Substitution therapy is assigned depending on the results obtained at the level of TTG:

  • Up to 20 microU / ml is the norm, no treatment measures are performed;
  • 20-50 microU / ml is a doubtful result requiring a re-study, which includes the determination of TSH and T4: L-thyroxine is prescribed at T4 of less than 120 nmol / L, and TSH is more than 20 μU / ml;
  • 50-100 microU / ml - suspicion of hypothyroidism, the treatment is prescribed immediately and can be canceled if the result is positive for a second examination;
  • More than 100 microU / ml - a high probability of hypothyroidism, replacement therapy is prescribed even in the absence of clinical manifestations of the disease.

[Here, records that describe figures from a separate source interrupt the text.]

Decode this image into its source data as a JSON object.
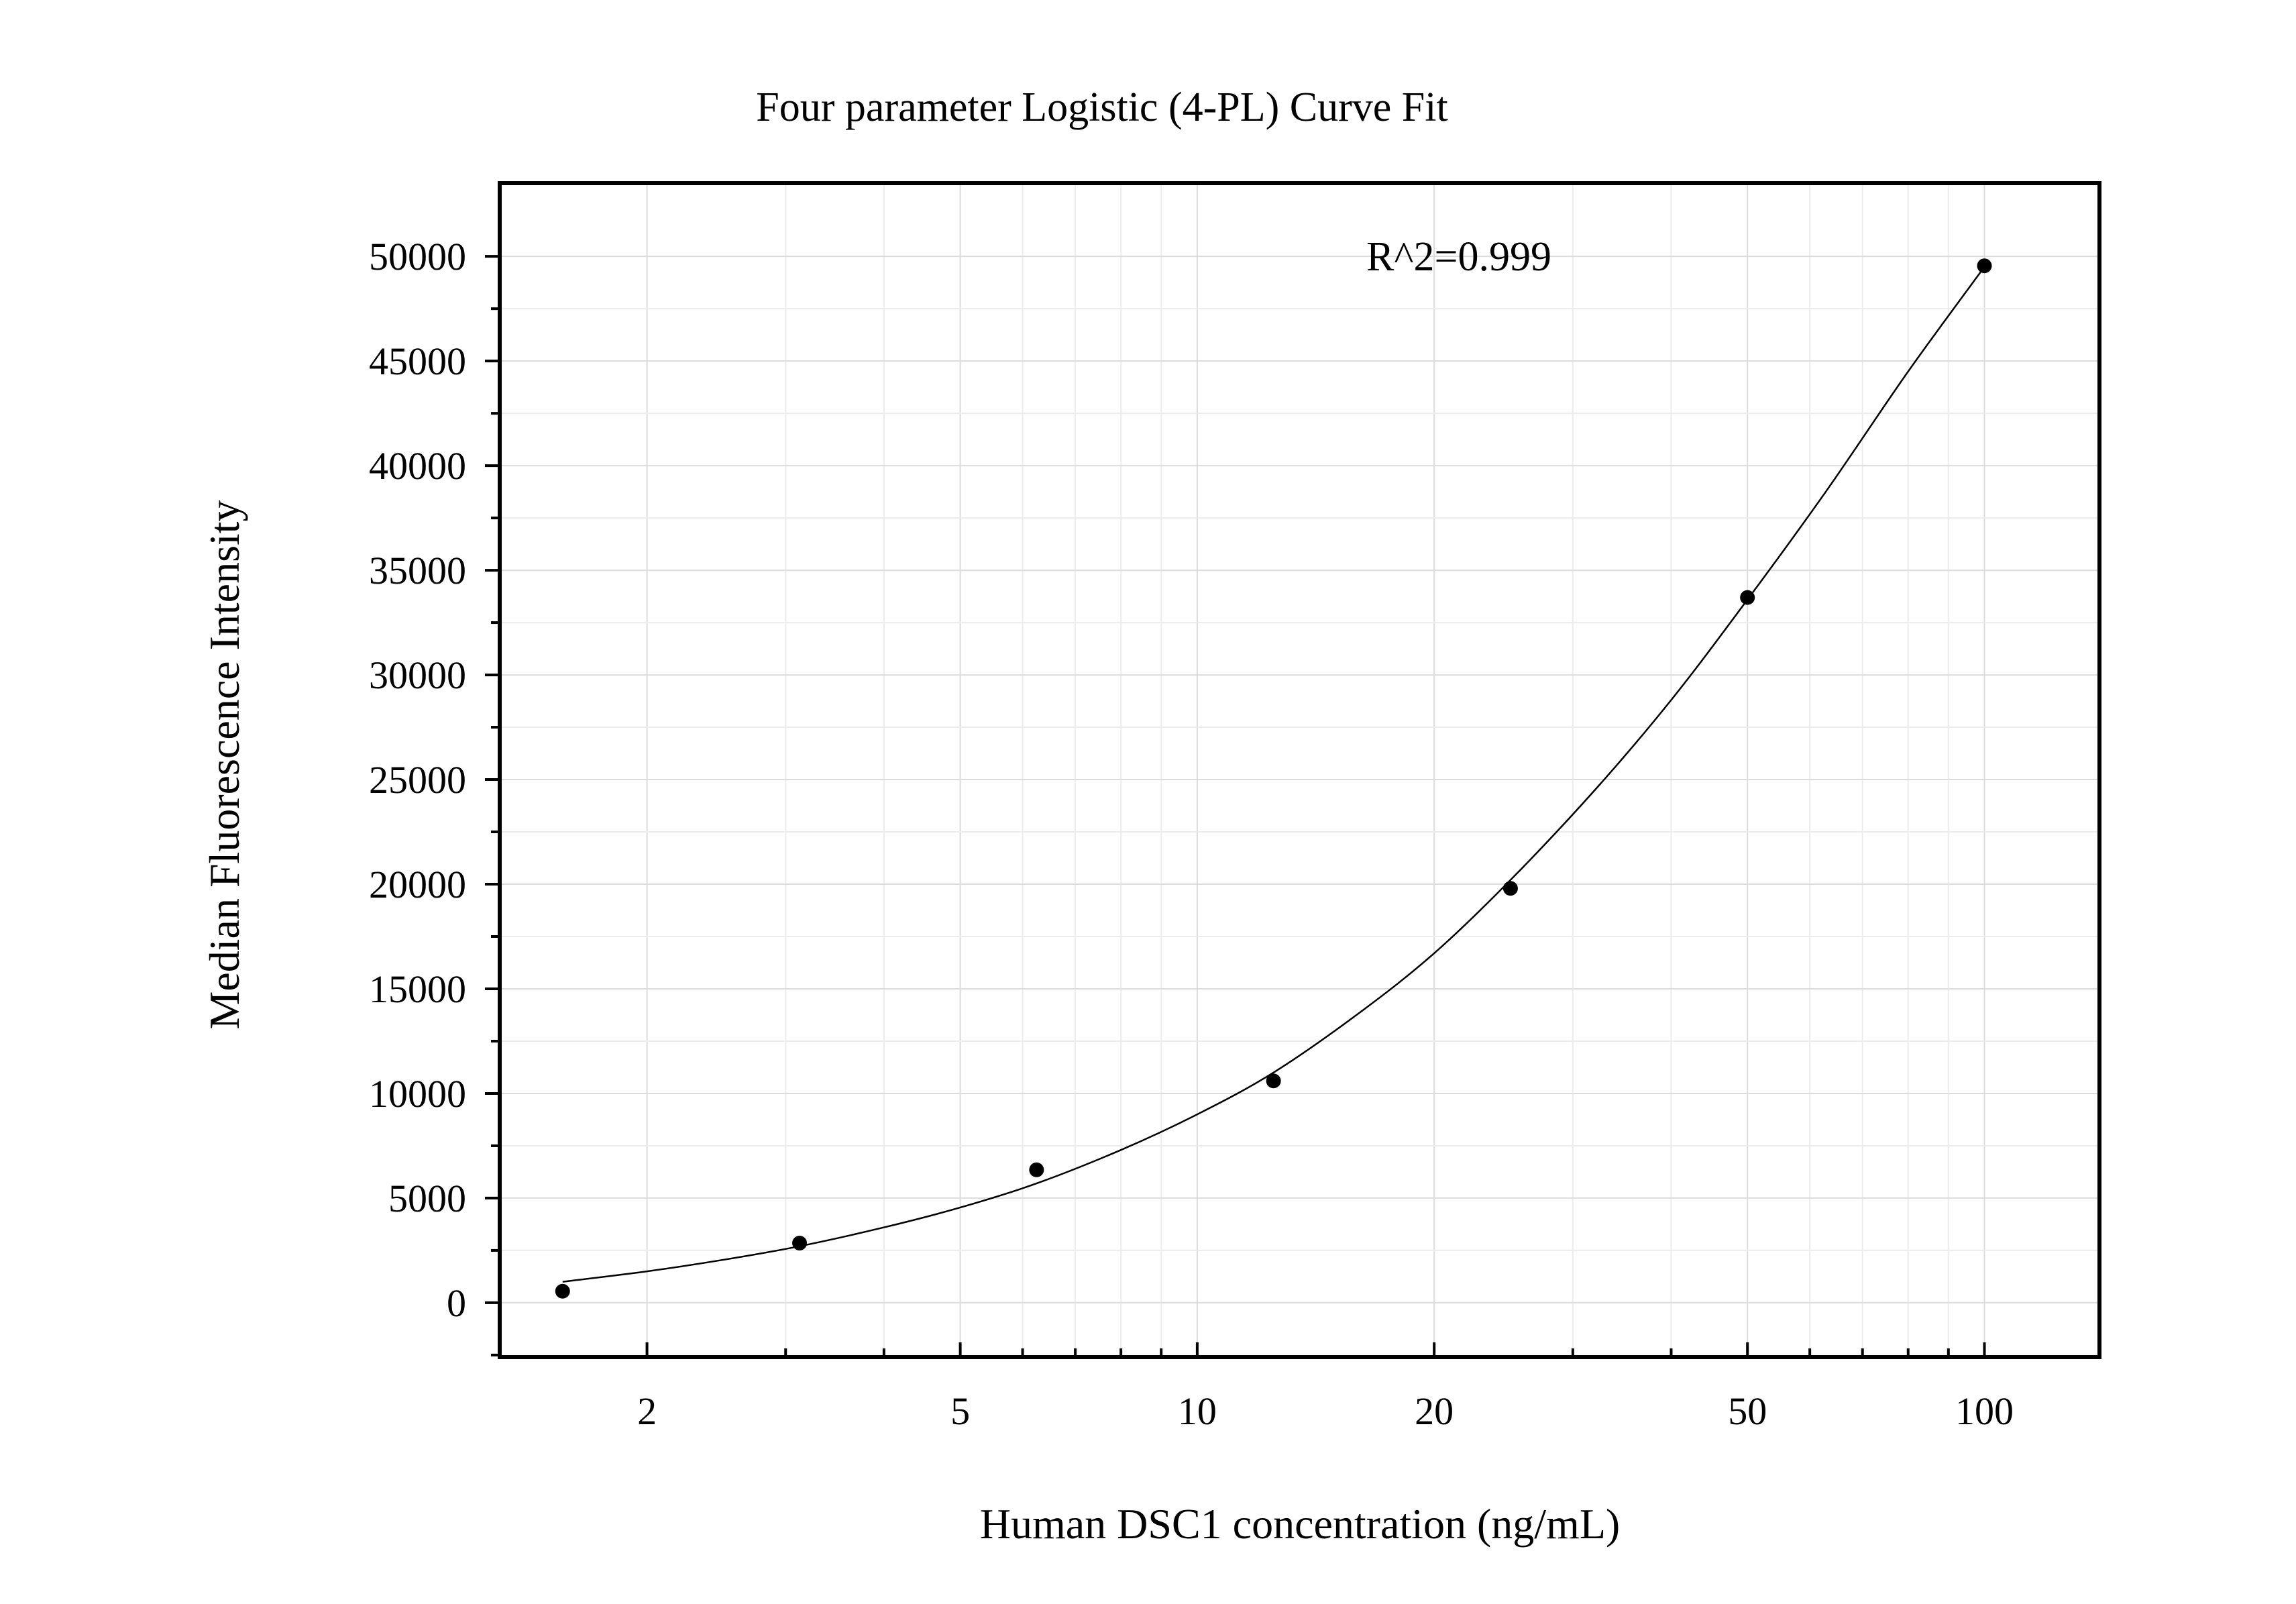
{
  "chart_data": {
    "type": "scatter",
    "title": "Four parameter Logistic (4-PL) Curve Fit",
    "xlabel": "Human DSC1 concentration (ng/mL)",
    "ylabel": "Median Fluorescence Intensity",
    "annotation": "R^2=0.999",
    "x_scale": "log",
    "xlim": [
      1.3,
      140
    ],
    "ylim": [
      -2600,
      53500
    ],
    "x_ticks": [
      2,
      5,
      10,
      20,
      50,
      100
    ],
    "x_tick_labels": [
      "2",
      "5",
      "10",
      "20",
      "50",
      "100"
    ],
    "y_ticks": [
      0,
      5000,
      10000,
      15000,
      20000,
      25000,
      30000,
      35000,
      40000,
      45000,
      50000
    ],
    "y_tick_labels": [
      "0",
      "5000",
      "10000",
      "15000",
      "20000",
      "25000",
      "30000",
      "35000",
      "40000",
      "45000",
      "50000"
    ],
    "grid": true,
    "series": [
      {
        "type": "scatter",
        "x": [
          1.5625,
          3.125,
          6.25,
          12.5,
          25,
          50,
          100
        ],
        "y": [
          550,
          2850,
          6350,
          10600,
          19800,
          33700,
          49550
        ]
      },
      {
        "type": "line",
        "x": [
          1.5625,
          2,
          2.5,
          3.125,
          4,
          5,
          6.25,
          8,
          10,
          12.5,
          16,
          20,
          25,
          32,
          40,
          50,
          63,
          80,
          100
        ],
        "y": [
          1000,
          1500,
          2050,
          2700,
          3600,
          4550,
          5700,
          7300,
          9000,
          11000,
          13800,
          16700,
          20200,
          24500,
          28800,
          33600,
          38800,
          44500,
          49500
        ]
      }
    ]
  }
}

After 2 weeks, as well as 1-1,5 months from the start of therapy, a control study of TSH and T4 is carried out, and at the age of 1 year the diagnosis is clarified by abolishing L-thyroxine for 2 weeks and then measuring the level of TSH and T4. If the result is normal, the treatment is stopped.

To clarify the cause that caused congenital hypothyroidism, ultrasound of the thyroid gland is prescribed.


With timely treatment started (in the first and second week of life), the prognosis is favorable, but without signs of delay, the signs of delayed neuropsychiatric development, including severe forms of dementia, are progressing.